Codex Gigas,  photo: Kungl. biblioteket,  CC BY
La bibliothèque du couvent de Broumov est un des lieux ayant conservé le fameux Codex Gigas. Considéré comme le manuscrit médiéval le plus volumineux – il pèse 75 kilos, le Codex Gigas a été rédigé au XIIIe siècle par des moines bénédictins du monastère de Podlažice en Bohême orientale. Il est également connu sous le nom de Bible du diable en référence à l'enluminure du diable. Selon la légende, la bible a été faite à la main par un seul moine qui a promis de terminer le travail en une seule nuit, mais lorsqu'il a vu qu'il ne réussirait pas, il a sollicité l'aide du diable. Par reconnaissance, il a glissé un portrait du diable dans le manuscrit, d'où son surnom. De 1477 à 1593, le Codex Gigas a été conservé à la bibliothèque du monastère de Broumov, avant d'être emporté à Prague - Strahov. A la fin de la Guerre de Trente Ans, les troupes suédoises ayant occupé Prague l'ont ramené en Suède comme butin de guerre.
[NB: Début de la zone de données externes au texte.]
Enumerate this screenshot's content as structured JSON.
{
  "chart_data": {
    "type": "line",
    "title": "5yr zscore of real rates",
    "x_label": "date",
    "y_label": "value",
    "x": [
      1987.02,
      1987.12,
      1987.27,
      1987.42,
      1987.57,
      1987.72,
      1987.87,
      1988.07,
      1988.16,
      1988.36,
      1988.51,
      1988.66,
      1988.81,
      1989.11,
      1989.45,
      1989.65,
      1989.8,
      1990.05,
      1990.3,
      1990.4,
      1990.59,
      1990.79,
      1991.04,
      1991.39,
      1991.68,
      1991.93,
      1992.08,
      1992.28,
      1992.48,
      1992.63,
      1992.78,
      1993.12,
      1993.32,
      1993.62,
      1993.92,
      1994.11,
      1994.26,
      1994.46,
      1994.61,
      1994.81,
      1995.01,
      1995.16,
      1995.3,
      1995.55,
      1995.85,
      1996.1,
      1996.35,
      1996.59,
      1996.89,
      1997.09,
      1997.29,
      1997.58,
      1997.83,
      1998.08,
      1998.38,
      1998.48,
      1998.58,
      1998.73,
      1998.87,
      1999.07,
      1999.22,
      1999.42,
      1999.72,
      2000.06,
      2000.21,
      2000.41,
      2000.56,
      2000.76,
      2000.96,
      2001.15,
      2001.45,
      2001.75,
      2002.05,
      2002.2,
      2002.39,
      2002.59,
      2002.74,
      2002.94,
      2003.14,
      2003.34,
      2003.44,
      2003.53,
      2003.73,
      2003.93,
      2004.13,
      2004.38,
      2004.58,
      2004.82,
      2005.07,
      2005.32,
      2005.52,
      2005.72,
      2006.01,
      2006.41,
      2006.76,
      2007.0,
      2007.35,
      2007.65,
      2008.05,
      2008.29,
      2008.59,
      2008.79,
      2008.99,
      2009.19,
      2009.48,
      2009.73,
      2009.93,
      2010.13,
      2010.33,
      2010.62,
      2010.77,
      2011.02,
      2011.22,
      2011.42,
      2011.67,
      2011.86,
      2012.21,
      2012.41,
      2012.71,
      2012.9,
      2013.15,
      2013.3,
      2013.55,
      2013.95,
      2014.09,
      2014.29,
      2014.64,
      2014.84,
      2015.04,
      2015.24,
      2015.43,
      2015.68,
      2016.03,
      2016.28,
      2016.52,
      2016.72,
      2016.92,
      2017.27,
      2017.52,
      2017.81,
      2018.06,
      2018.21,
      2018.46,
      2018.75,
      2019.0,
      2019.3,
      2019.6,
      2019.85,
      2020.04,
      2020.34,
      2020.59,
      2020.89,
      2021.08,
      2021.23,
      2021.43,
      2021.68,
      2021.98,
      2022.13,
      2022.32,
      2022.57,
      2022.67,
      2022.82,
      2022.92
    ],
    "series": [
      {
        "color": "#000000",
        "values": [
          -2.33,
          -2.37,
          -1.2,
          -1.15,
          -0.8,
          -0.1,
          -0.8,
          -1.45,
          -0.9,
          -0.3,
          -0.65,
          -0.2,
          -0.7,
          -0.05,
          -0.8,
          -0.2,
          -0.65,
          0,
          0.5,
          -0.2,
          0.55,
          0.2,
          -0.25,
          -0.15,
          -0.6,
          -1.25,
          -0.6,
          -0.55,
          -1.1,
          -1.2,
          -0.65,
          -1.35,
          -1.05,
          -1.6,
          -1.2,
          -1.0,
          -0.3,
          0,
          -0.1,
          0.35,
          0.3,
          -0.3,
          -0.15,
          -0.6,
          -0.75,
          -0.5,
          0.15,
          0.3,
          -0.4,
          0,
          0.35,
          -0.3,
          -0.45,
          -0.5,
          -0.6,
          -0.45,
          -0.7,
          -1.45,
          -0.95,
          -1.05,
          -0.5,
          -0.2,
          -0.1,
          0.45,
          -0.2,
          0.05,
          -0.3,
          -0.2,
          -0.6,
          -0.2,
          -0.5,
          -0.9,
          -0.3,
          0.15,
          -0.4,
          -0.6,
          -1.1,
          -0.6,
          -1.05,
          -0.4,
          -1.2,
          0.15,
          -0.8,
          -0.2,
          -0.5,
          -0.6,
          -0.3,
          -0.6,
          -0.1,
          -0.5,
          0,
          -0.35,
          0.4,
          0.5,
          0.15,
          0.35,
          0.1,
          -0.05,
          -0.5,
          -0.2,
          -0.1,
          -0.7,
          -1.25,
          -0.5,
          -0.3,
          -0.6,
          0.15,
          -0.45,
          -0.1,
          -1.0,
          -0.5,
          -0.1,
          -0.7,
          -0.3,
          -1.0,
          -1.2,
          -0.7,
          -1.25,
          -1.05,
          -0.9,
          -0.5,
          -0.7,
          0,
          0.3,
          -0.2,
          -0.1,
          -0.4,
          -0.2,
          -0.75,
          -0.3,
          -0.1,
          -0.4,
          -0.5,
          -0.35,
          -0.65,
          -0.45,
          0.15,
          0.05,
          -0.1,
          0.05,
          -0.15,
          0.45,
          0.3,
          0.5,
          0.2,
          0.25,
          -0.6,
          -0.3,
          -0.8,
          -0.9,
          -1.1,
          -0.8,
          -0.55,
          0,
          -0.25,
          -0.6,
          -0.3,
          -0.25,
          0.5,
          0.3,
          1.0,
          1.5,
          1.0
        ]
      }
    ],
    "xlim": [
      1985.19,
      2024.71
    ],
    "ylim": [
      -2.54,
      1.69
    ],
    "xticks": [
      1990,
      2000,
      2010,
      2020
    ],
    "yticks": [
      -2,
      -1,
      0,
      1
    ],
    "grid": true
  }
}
La copie du Saint-Suaire de Turin de Broumov
Le monastère de Broumov a connu un destin mouvementé encore au XXe siècle. La communauté allemande a été chassée en 1946 de la région limitrophe de Broumov. Dès 1950, Broumov est devenu le lieu d'internement pour les religieux de différents ordres. A l'heure actuelle, il attire quelques 30 000 pèlerins qui viennent chaque année admirer la copie du Saint-Suaire de Turin.